6 thoughts on “Blogger Ethics

  1. odd, coming from the ‘men playing with balls’ section.
    annthrax doesn’t play ‘fair’.

  2. And it’s sort of funny that they don’t follow the sports example in this, since the mainstream media have already turned politics into a game where the only important thing is whether your team is winning or not, and the most vital stuff to report on is the inside game of the various players on the different teams, rather than anything about the real world impact of their plays.

  3. We aren’t playing on a level field here. The baseballs being pitched by the Republicans are doctored, and slathered with spit. The Republican linemen keep super glue on their hands so they can “block” better. Republican basketball players swing their elbows even as they shake hands before the game.
    Just let a Democratic player stick a tongue out at a Republican, and it’s a technical foul. If a Democratic defenseman tries a body check, it’s a penalty. And God forbid a Democratic quarterback try to throw a pass while touching a defensive end’s helmet with his free hand.
    Whew! Enough sports for one night.

  4. ‘relieve them of their duties, too’?
    They don’t have duties. They have agendae. And they can’t be suspended for breaking the rules.

  5. I’m not much of a sports fan, but it’s been increasingly clear over the past six years that journalistic competence and integrety seems to mostly be found in the sports section.
    When they interview a player that is having problems with their game, with the law, with their teammates, tough questions get asked, and followed-up, and evasions aren’t tolerated well. Yeah, you may root for the home team, but you still appreciate what the other side brings to the field.
    The reporters don’t seem to be in the role of propaganists for ‘their side’.
    It was always there, I suspect, it’s just that I didn’t notice until the National desk started sucking from the GOP tit, and flushed their journalistic ethics down the toilet along with the digested remains of last weeks sensationalized news-junk-food du jour.
    But now, just look at the contrast. Can we get the reporters that cover March Madness to follow up with the ’08 presidential race?
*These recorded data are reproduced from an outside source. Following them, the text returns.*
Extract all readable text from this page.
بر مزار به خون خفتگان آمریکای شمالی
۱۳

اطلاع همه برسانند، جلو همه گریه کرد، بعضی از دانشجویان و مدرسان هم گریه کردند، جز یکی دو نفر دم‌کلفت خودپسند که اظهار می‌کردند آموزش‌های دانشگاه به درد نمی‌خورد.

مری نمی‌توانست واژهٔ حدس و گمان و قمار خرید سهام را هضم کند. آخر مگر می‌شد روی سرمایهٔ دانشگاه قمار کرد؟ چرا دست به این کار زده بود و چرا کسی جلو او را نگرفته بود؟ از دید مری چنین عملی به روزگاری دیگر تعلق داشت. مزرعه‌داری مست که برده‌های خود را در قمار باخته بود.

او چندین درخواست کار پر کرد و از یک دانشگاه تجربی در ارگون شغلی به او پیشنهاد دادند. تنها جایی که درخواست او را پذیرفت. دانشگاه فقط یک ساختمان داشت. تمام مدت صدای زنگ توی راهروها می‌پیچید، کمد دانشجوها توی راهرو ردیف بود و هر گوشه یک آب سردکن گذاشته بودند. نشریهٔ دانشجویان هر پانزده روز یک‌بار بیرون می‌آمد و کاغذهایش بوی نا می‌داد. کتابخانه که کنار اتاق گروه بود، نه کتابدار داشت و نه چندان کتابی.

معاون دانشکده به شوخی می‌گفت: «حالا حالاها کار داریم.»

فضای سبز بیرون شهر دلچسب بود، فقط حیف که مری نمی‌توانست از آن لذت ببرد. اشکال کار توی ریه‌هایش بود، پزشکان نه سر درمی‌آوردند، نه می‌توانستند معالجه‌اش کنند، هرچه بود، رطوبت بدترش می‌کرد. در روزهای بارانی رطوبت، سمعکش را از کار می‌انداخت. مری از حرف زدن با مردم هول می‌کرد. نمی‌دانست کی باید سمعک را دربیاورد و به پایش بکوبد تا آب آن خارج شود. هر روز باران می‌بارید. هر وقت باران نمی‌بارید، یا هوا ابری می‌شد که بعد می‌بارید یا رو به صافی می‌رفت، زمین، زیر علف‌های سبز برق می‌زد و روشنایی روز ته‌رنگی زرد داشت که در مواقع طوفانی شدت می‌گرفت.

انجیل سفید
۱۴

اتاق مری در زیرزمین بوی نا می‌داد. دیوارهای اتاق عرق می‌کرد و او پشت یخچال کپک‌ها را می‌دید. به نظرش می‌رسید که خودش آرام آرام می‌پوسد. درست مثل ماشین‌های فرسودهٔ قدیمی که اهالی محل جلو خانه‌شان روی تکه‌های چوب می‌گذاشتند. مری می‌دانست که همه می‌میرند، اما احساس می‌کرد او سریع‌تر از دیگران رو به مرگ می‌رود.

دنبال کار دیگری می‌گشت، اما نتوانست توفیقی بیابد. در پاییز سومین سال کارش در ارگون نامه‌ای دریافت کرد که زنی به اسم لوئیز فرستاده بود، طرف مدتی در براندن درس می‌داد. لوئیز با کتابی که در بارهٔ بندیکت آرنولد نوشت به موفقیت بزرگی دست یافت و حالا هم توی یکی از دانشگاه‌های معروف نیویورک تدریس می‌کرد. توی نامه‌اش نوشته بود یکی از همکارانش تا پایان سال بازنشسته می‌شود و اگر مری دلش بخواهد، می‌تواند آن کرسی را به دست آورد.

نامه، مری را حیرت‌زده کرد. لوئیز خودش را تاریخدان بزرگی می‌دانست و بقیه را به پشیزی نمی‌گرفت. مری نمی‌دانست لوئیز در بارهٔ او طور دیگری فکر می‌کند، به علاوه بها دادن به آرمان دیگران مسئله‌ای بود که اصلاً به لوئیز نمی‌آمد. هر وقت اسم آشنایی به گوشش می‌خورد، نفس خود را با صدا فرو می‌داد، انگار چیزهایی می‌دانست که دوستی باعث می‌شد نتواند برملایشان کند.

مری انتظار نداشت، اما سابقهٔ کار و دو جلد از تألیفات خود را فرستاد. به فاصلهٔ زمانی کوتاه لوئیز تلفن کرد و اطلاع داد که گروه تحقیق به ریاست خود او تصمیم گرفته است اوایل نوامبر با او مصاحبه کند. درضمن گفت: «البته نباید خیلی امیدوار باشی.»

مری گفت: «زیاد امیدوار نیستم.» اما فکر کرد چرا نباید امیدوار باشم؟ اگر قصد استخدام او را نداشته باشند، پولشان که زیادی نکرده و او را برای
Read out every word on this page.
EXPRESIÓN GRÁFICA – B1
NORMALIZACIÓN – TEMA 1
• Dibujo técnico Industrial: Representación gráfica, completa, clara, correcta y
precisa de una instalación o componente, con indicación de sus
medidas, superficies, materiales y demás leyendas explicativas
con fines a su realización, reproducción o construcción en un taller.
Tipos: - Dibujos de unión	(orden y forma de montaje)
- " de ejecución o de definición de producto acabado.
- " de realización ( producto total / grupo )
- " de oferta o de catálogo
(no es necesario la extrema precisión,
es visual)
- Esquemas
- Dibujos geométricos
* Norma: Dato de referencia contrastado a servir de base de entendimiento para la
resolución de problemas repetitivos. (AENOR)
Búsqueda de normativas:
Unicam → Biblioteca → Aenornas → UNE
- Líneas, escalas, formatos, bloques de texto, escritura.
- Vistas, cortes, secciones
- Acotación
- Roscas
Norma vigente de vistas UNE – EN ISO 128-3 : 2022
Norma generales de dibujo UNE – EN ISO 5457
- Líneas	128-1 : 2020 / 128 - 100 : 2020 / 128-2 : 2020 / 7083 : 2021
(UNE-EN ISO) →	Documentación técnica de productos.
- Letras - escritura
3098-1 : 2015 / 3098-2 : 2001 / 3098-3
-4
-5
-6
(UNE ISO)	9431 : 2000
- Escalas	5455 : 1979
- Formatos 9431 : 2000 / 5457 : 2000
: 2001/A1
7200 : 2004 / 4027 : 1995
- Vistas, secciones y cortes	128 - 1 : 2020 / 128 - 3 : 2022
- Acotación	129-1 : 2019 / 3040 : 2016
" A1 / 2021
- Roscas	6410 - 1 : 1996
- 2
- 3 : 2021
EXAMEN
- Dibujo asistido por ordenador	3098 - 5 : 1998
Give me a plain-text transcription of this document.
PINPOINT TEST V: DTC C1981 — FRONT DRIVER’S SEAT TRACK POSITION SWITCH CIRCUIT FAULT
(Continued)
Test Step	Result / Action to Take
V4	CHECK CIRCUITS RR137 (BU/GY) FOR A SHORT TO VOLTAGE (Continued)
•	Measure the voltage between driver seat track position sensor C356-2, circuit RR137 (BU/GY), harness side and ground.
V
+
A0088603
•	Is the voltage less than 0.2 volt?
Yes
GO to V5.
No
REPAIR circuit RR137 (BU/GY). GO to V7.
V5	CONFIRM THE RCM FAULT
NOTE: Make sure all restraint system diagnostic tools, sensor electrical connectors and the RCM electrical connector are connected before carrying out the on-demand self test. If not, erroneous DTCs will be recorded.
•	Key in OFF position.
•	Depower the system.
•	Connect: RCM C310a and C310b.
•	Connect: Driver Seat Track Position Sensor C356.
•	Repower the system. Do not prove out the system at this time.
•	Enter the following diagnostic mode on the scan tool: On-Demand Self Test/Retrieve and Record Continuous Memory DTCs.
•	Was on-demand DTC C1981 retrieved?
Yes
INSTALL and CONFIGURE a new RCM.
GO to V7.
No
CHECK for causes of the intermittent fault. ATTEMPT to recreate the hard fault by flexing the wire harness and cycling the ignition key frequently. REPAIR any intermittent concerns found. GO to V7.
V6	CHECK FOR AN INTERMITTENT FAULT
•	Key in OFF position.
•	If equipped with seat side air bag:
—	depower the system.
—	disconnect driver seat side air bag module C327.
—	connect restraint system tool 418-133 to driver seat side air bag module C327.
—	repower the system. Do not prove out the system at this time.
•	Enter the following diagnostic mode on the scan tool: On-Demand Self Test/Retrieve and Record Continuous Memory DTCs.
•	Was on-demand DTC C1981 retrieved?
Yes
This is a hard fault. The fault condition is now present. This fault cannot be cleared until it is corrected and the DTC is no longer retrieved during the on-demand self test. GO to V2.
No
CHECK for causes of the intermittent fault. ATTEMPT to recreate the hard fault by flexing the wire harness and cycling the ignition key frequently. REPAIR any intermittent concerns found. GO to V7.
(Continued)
I’d like them to apply the same criticism that was just unloaded on the NCAA selection process to the primaries next year.

  6. Why go all the way back to the ’80s to site Camapanis and Jimmy the Greek as the setup for the counterpoint to the “Coulters, Michael Savages, Rush Limbaughs…”?
    Why not site Rush Limbaugh, who in 2003 suggested that as a black quarterback, Donovan McNabb didn’t have what it takes to be successful in the NFL, and everybody knew it, but we were all too politically correct to say so, because McNabb is black – thus putting a quick end to Limbaugh’s horribly conceived (and thankfully very short) stint as a regular on ESPN’s weekly pre-game show?
    The best example of sports journalism not tollerating the Rush Limbaughs of the world is how they didn’t tolerate Rush Limbaugh!